His goal is to create art that suggests “an absurdist officelike arena” that emphasizes corporate power and privilege.
“My point of view is sympathetic, but critical of the people I am depicting,” he said, noting that he draws inspiration from his childhood when his father was a banker in Winston-Salem. “There was a social hierarchy. That’s a lot of the background energy that I am tapping into. If there was such a thing as corporate purgatory, this is what it might look like.”
The Visual Arts exhibit includes kinetic sculptures with sound and motion, something Trotman started adding in 2010.
“I felt like it was an extension of the figures that reminded me of a circus or sideshow,” he said. “It extended the theatricality. I have things that light up or turn around. I wanted changes to happen in front of viewers’ eyes.”
One sculpture in the exhibit, “Slow Drip,” features a larger-than-life man’s head with an intravenous drip running into his ear. The man’s mouth is constantly opening and closing. The stool the head is perched on rotates randomly, giving off a sound that resembles a computer printer. Trotman creates the illusion that the man is talking to the room.
“He could be someone in the media, someone that is spreading fear,” Trotman said.
“My intent is not so much to make a statement but to put threads of meaning out there and then tie them in a knot. The head is in a corporate context because of the stool. The man is red; he’s angry, ranting about something.”
The IV drip that flows into his ear contains an unnamed yellow liquid.
“What is the liquid? That is up to the viewer,” Trotman said. “That is where I am leaving it. Different people see it different ways.”
Wright thinks this show represents an exciting period in Trotman’s career.
“‘Business as Usual,’ which is an ongoing series, is reflective of contemporary society but also of our culture over a long period of time,” she said. “Bob is creating work that is in some ways difficult and asks questions of the viewer. It offers interpretations for a wide variety of perspectives. I think that is what makes it interesting.”

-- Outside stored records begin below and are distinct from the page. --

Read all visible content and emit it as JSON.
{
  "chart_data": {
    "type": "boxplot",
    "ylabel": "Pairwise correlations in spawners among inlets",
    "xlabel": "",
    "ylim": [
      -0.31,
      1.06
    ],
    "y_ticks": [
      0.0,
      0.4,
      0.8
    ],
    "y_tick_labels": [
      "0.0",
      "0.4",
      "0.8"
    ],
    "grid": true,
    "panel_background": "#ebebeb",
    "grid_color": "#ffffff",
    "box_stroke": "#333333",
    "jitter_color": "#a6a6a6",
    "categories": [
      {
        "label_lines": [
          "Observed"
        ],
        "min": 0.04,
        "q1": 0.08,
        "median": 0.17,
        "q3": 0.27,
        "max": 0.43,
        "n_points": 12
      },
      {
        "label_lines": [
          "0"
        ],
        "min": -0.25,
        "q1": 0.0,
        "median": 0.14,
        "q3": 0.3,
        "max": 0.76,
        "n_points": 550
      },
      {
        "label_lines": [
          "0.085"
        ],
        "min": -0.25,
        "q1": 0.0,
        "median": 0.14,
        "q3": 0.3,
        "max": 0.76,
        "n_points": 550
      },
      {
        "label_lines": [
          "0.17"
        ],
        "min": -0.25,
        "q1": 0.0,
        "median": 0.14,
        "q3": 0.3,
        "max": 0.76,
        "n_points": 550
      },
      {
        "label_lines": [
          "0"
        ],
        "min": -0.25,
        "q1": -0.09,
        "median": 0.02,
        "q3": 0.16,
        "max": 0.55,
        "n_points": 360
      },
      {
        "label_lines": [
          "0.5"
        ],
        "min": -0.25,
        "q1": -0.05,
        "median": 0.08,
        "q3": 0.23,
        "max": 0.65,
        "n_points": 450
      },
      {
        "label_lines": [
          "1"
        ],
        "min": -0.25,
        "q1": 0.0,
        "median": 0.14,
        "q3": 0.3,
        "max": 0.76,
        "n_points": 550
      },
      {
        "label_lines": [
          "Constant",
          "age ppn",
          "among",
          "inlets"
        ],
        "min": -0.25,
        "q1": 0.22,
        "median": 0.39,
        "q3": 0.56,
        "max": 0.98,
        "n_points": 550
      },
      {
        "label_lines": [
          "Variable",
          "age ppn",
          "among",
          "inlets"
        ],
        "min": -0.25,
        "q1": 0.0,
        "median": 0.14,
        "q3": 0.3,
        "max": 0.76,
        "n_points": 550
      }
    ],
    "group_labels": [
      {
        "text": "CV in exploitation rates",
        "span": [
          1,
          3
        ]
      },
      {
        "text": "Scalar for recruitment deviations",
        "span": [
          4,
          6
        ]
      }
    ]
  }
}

In addition to the Visual Arts Center, Trotman’s art will be on display from Sept. 13 to Jan. 19 in the “State of the Art” exhibit at Crystal Bridges Museum of American Art in Bentonville, Ark. Alice Walton, daughter of Sam Walton, the founder of Wal-Mart, started the museum. Trotman is one of the 102 artists in the U.S. chosen from a field of more than 1,000 for the exhibit.
“It was a long process,” he said of the selection of artists. “I was happy and pleased. I feel lucky.”
Even though his art in both exhibits reflects some of his liberal ideas, Trotman hopes it doesn’t come across as preachy.
“I don’t know if I always succeed,” he said, adding, “I am also in the group that I am criticizing sympathetically.”